Quatre frégates vendues pour 4,3 milliards d’euros : un symbole de l’alliance entre la France et la Suède
La France a conclu un contrat avec la Suède pour la vente de quatre frégates, d’une valeur de 4,3 milliards d’euros. Cette transaction marque une étape significative dans la coopération militaire entre les deux nations, particulièrement dans le contexte de l’évolution géopolitique en Europe.
En 2020, la Suède envisageait de moderniser ses corvettes Visby. Cependant, l’invasion de l’Ukraine par la Russie a modifié ses priorités stratégiques. En 2022, Stockholm a officialisé son entrée dans l’Otan, mettant fin à plus d’un siècle de neutralité, et a opté pour les frégates françaises. Ces navires polyvalents, désignés sous le nom de FDI, seront équipés de missiles Aster 30 et CAMM-ER, ainsi que d’un radar de surveillance Giraffe fabriqué par Saab, et de canons de 57 et 40 mm de BAE Systems Bofors.
La rapidité de la décision et de la signature du contrat témoigne de la détermination de la Suède à renforcer rapidement sa défense. Ce besoin est accentué par les préoccupations exprimées par la Lituanie concernant une possible attaque russe sous faux drapeau contre les Pays Baltes, semblable à l’invasion de la Crimée en 2014. Par ailleurs, des incidents entre l’Otan et les forces russes se multiplient en mer Baltique et en mer du Nord.

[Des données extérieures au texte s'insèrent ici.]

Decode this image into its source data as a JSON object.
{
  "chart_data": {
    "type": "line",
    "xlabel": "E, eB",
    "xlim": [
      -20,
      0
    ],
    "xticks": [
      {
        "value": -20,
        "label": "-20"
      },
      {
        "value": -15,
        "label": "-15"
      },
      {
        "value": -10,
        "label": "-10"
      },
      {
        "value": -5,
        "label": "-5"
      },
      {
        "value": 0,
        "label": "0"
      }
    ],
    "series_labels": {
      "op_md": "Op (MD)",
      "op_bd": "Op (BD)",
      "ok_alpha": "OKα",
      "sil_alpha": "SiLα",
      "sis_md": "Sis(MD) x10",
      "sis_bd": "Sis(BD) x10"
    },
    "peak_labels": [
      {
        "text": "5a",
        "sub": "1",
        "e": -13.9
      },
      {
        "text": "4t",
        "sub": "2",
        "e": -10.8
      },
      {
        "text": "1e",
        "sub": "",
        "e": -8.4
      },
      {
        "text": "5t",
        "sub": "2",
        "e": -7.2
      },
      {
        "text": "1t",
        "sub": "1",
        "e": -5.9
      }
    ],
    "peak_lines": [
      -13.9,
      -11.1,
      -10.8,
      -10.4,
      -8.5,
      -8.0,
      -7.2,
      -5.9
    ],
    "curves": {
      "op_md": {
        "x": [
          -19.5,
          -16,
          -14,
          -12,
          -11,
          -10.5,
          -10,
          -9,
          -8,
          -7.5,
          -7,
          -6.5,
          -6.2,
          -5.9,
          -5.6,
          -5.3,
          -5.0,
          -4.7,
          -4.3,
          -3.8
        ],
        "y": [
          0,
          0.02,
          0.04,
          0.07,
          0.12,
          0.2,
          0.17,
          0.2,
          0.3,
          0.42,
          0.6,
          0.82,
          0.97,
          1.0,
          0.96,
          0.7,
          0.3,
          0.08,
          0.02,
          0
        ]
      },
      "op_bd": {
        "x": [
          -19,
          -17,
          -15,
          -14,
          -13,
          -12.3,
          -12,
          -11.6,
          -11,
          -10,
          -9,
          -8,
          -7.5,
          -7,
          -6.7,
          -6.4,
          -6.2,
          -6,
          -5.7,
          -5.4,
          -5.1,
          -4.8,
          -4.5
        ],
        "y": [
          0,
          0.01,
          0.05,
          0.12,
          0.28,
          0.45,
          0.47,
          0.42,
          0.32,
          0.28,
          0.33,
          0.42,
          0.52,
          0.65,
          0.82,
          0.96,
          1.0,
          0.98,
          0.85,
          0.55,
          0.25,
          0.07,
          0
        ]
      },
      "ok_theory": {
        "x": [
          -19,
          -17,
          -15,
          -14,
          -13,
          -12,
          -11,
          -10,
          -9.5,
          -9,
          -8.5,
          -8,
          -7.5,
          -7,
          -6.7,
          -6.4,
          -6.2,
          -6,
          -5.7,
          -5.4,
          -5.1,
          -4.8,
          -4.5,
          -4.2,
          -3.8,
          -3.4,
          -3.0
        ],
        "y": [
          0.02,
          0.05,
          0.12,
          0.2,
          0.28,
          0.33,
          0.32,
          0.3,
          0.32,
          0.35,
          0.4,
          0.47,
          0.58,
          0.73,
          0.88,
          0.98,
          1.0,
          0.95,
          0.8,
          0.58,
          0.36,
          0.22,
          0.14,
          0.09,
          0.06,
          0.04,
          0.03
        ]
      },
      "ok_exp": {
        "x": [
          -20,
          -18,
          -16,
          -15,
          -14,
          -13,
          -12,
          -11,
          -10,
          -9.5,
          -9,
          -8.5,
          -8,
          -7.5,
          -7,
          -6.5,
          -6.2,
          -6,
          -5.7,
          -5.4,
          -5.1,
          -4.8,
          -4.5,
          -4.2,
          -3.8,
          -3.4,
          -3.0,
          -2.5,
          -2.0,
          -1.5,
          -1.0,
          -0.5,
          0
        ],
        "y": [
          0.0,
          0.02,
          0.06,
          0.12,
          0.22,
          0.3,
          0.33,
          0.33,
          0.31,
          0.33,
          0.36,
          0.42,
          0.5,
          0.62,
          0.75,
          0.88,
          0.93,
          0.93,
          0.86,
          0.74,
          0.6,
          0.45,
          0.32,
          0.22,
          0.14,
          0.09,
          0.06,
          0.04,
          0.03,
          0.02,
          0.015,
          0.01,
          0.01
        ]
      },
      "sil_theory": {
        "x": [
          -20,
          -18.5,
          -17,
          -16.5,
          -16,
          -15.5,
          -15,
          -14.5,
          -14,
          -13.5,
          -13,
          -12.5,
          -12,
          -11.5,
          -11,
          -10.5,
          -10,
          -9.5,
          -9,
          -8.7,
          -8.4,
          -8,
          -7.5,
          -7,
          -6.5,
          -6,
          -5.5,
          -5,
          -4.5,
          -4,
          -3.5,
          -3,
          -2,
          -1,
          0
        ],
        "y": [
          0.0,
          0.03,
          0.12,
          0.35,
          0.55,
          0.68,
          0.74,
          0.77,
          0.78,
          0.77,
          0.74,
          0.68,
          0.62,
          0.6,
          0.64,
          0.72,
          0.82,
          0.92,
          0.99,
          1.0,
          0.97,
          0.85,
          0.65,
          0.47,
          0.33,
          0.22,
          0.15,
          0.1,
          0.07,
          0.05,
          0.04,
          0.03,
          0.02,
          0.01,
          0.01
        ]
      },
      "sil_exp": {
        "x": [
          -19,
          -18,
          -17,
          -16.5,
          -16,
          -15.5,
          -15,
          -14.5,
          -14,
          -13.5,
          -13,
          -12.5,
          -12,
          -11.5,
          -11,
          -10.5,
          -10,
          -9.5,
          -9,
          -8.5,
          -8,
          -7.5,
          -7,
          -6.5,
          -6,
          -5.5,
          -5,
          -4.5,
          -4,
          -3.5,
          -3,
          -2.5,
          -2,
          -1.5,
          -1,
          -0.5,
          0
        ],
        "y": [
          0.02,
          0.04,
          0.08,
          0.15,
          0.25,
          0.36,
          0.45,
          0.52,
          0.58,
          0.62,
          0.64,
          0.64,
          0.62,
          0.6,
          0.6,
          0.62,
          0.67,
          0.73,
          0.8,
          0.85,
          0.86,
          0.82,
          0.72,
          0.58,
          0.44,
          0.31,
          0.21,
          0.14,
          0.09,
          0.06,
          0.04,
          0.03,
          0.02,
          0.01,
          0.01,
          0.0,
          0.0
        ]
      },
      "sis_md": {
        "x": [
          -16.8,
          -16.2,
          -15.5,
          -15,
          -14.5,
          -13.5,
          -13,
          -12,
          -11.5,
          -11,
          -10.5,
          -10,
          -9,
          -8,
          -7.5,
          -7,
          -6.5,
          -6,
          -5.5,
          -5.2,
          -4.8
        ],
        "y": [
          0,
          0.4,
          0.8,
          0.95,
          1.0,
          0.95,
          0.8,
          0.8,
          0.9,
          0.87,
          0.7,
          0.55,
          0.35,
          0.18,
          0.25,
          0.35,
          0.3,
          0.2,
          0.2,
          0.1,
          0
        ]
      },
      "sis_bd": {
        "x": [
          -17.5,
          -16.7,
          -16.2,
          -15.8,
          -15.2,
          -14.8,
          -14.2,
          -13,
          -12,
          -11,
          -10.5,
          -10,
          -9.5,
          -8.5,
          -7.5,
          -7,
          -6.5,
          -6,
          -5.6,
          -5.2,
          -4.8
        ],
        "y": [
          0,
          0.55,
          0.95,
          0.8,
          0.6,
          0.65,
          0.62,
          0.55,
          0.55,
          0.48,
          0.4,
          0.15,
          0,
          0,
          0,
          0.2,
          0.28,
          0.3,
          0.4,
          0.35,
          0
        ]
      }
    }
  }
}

Frégates françaises, avions et vedettes suédoises
La coopération entre Paris et Stockholm s’étend au-delà de la vente de frégates. Depuis la signature d’un nouveau « partenariat stratégique » le 30 janvier, les deux pays collaborent dans les domaines naval, des missiles et de l’aéronautique. La Suède a également rejoint, le 2 mars, l’initiative d’Emmanuel Macron sur le partage de la dissuasion nucléaire française, dans un contexte d’incertitude quant à l’engagement américain.
La Suède, bien que principalement acheteuse, possède une industrie de défense développée. Récemment, la France a commandé deux avions de surveillance GlobalEye à Saab pour environ 1,3 milliard d’euros. De plus, trois vedettes suédoises CB90 sont actuellement testées par la Marine nationale à Brest et Toulon, offrant potentiellement un nouveau moyen d’interception pour ses fusiliers marins.
Enfin, Emmanuel Macron cherche à établir une nouvelle convergence aéronautique. À la suite des désaccords ayant conduit à l’échec du programme SCAF, Dassault Aviation et Saab ont entamé des discussions pour le développement d’un nouvel avion de combat. Cependant, la Suède est également courtisée par Berlin, ce qui incite à la prudence dans ces négociations.
Cette coopération renforcée entre la France et la Suède illustre l’évolution des alliances militaires en Europe face à des menaces croissantes.